Windhoek — The World Health Organization (WHO) Regional Office for Africa and partner organizations today launched the region’s first-ever health investment charter that aims to align and drive sustainable investment in the health workforce.

With a bold target of halving the African region’s critical 6.1-million health workforce shortage by 2030, the African Health Workforce Investment Charter will mobilize and align domestic and partner funding to strengthen, grow and retain the continent’s health workforce, especially in rural and primary health care settings.

“Any discussion about the delivery of health care services must acknowledge that, for these services to be rendered and rendered effectively, we need feet on the ground,” said Honourable Dr Saara Kuugongelwa-Amadhila, Namibia’s Prime Minister. “For the health professionals to do their work effectively, they must be well resourced and capacitated in the best ways possible.”

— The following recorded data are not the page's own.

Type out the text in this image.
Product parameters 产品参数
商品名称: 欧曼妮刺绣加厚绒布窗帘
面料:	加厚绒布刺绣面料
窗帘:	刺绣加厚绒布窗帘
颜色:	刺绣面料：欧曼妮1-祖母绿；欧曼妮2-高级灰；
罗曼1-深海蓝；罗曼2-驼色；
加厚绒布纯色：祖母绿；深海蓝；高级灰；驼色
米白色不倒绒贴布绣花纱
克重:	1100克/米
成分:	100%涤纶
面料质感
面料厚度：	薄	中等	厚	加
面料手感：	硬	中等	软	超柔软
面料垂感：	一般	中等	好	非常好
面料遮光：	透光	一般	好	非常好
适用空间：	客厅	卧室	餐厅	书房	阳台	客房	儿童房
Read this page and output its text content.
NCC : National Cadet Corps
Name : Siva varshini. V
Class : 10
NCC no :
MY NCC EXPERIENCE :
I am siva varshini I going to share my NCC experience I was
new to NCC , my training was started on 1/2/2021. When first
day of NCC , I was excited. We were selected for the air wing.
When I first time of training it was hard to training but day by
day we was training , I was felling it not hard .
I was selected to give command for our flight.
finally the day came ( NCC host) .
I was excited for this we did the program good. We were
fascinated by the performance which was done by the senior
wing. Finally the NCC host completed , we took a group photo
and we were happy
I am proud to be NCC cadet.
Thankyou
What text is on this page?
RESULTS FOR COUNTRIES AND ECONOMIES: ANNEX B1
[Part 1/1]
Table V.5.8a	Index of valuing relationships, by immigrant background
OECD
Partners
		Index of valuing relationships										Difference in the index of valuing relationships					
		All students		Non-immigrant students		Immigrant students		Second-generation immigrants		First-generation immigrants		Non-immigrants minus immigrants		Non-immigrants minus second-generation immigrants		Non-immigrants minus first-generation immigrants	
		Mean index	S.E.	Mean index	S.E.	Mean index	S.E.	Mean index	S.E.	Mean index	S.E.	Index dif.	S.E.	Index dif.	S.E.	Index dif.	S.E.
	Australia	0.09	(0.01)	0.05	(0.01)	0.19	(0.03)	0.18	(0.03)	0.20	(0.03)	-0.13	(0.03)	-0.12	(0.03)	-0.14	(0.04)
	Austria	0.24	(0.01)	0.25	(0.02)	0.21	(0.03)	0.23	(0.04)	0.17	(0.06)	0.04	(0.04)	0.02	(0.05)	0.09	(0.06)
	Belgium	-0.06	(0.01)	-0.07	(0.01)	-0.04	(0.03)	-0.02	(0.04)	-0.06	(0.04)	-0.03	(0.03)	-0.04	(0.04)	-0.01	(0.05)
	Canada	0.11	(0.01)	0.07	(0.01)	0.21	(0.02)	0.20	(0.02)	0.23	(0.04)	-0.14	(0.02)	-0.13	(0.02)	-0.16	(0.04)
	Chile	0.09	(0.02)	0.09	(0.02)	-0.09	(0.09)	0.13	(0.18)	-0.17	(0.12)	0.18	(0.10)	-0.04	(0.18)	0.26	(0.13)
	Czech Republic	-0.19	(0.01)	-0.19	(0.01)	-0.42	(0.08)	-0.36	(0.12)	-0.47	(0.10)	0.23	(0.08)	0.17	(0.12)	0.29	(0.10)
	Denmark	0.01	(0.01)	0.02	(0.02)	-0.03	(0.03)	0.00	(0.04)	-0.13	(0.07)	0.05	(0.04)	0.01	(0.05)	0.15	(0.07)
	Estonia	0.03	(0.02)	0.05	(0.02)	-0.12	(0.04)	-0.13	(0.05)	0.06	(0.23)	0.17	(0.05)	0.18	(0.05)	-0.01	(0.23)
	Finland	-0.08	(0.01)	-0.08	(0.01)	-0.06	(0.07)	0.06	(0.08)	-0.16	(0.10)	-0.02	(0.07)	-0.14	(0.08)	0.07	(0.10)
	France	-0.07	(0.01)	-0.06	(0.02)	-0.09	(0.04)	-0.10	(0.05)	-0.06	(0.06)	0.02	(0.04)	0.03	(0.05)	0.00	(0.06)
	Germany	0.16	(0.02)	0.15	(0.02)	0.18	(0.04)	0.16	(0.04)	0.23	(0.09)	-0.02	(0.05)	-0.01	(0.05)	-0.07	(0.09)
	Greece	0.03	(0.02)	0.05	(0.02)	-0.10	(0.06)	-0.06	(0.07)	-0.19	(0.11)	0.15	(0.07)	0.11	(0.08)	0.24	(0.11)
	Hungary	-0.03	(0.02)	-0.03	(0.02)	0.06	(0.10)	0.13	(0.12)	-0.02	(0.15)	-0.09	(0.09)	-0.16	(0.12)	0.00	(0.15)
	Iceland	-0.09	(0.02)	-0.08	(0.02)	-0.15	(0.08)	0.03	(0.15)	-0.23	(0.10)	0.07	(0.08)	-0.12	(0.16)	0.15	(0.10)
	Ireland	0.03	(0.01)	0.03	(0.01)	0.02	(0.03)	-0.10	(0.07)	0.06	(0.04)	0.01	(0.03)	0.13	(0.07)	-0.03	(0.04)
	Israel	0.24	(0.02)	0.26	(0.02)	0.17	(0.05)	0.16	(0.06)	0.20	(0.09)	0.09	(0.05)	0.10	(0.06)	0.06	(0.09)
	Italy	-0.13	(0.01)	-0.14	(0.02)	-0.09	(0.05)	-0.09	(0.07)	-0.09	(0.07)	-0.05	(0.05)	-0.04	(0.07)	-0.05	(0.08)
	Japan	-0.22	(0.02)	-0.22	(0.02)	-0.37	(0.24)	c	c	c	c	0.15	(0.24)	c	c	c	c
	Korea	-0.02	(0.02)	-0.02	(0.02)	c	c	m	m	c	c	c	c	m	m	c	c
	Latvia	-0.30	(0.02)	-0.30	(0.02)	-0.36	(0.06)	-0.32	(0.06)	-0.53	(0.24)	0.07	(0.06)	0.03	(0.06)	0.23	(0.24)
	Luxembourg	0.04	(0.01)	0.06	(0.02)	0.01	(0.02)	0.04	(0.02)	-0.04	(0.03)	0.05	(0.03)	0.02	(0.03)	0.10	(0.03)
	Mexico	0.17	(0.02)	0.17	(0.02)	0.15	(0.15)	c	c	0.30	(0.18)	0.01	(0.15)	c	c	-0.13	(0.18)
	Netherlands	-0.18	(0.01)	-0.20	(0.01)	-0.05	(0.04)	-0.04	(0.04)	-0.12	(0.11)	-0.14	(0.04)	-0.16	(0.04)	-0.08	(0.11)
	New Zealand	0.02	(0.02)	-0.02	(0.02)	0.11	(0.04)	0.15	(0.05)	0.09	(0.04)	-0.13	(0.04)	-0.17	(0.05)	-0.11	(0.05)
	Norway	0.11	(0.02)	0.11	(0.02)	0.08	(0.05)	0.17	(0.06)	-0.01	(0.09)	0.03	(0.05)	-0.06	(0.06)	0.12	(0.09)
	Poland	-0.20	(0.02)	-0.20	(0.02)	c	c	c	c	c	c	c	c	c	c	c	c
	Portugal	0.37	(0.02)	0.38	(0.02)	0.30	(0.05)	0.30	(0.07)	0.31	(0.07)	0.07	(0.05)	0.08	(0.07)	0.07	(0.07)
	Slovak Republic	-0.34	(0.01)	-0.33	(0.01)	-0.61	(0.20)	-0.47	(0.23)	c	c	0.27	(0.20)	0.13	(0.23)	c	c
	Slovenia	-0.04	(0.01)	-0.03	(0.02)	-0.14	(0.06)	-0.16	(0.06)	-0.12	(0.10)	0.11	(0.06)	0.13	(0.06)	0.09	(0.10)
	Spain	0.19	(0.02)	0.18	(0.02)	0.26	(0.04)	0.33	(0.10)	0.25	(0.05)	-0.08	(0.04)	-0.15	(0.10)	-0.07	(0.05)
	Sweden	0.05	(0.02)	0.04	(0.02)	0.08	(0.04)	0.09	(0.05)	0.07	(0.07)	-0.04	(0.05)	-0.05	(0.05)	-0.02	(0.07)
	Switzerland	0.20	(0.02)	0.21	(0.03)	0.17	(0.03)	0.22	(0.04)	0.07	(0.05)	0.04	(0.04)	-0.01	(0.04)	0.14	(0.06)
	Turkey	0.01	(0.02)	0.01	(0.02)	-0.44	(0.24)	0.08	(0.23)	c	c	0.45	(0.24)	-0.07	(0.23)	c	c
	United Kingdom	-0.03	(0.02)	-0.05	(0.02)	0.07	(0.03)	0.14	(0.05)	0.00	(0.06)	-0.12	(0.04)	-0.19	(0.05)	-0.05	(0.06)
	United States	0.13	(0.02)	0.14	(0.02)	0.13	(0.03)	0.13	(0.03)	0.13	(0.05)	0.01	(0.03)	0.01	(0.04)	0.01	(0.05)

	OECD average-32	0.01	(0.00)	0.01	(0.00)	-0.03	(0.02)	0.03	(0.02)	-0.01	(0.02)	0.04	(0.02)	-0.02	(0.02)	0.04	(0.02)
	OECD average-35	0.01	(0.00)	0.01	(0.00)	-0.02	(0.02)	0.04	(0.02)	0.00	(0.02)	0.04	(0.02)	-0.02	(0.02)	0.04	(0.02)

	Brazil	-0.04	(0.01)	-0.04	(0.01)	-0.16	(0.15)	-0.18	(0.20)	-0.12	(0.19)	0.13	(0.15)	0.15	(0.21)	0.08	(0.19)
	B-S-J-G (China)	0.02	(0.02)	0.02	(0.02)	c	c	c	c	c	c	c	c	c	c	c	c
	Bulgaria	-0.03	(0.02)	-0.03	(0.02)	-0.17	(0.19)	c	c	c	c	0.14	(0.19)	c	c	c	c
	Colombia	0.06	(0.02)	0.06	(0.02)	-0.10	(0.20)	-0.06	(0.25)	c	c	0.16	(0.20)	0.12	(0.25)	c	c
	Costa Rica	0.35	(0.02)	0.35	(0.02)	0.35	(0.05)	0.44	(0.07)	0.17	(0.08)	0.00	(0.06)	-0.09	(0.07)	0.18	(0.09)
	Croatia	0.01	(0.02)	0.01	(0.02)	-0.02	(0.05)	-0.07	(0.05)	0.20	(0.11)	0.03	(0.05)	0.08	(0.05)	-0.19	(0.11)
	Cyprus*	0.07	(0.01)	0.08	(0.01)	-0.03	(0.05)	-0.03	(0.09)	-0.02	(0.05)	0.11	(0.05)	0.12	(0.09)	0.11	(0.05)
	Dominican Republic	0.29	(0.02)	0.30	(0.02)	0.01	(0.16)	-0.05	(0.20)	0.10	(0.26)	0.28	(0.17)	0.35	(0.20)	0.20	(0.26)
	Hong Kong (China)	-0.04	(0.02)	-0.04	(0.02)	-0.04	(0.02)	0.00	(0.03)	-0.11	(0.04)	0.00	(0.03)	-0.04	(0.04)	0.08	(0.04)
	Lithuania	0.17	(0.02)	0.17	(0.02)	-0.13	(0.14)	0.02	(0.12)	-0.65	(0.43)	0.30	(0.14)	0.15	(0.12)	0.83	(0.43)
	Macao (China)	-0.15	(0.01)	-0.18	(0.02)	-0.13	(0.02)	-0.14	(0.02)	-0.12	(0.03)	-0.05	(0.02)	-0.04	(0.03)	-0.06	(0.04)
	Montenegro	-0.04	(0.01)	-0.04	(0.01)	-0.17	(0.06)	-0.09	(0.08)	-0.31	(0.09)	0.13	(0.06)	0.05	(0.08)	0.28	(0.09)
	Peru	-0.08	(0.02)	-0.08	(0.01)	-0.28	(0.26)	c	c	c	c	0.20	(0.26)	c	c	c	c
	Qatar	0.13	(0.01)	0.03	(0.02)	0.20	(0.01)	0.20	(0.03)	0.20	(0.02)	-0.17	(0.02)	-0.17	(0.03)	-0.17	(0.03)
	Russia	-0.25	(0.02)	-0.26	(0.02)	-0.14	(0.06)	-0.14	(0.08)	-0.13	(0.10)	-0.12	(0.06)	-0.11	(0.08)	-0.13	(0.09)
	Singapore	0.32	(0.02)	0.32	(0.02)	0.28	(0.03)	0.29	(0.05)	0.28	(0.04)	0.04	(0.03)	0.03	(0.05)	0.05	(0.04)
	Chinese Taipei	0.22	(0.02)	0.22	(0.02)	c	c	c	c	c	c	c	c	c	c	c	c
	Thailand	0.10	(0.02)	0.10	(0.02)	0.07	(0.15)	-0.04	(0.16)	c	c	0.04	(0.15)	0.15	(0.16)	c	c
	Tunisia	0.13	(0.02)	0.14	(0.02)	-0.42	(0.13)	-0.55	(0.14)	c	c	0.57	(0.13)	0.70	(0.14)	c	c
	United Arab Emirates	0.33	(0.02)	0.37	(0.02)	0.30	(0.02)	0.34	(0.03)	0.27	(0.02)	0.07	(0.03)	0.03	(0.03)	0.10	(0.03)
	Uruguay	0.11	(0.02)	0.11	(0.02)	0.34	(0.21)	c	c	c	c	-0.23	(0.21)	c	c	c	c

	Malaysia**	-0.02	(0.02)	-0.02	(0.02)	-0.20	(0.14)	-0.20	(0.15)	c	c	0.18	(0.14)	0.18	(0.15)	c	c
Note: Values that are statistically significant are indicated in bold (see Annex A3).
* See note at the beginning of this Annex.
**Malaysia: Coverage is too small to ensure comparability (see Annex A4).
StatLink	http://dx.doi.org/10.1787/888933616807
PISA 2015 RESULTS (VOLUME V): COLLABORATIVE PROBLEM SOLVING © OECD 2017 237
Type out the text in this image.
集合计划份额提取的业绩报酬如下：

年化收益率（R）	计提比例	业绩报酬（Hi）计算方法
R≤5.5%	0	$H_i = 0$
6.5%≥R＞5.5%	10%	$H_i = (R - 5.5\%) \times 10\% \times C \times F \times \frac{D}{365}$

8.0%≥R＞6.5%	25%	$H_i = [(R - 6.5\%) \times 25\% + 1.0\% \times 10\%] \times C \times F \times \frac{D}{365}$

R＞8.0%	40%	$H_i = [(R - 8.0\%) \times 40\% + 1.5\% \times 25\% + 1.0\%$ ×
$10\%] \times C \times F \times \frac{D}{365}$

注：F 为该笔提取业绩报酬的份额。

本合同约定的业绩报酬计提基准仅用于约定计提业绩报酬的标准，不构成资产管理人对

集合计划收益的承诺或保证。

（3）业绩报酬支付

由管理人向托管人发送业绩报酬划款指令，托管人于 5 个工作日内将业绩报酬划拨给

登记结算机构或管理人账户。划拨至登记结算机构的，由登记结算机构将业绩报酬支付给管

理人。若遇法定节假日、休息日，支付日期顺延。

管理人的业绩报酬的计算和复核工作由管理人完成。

In addition to shortages, the African region faces many other health workforce challenges, including, rising unemployment, excessive out-migration and low quality of training. Low health investment and limited prioritization of the health workforce have critically exposed health systems. Investment in health, especially from domestic sources, is still low and inadequate for many countries to meet the universal health coverage and ensure health security

“The numbers of Africans who have left the continent in search of greener pastures in other parts of the world are staggering. It is a matter that needs to be addressed as a top priority for African governments and indeed all those who wish to see a shift in the historical as well as current trends,” said Honourable Dr Kalumbi Shangula, Minister of Health and Social Services of Namibia.

The charter launched today brought together the health workforce investment efforts of all stakeholders, including national governments, the private health sector, civil society, external financing institutions and development partners in Africa.

“By investing in the health workforce, we not only address the challenges within the sector but also generate dividends in education, employment and gender equality,” said Dr Matshidiso Moeti, WHO Regional Director for Africa. “These investments will contribute to our sustained efforts in attracting more resources and improving the quality of our health workforce.”

Investing in the health workforce will have positive spin-offs in the form of decent jobs, particularly for women and youth who often face barriers to employment. By providing opportunities for education, training and career progression, the Charter will immensely contribute to the economic empowerment of these demographics and fundamentally support inclusive economic growth.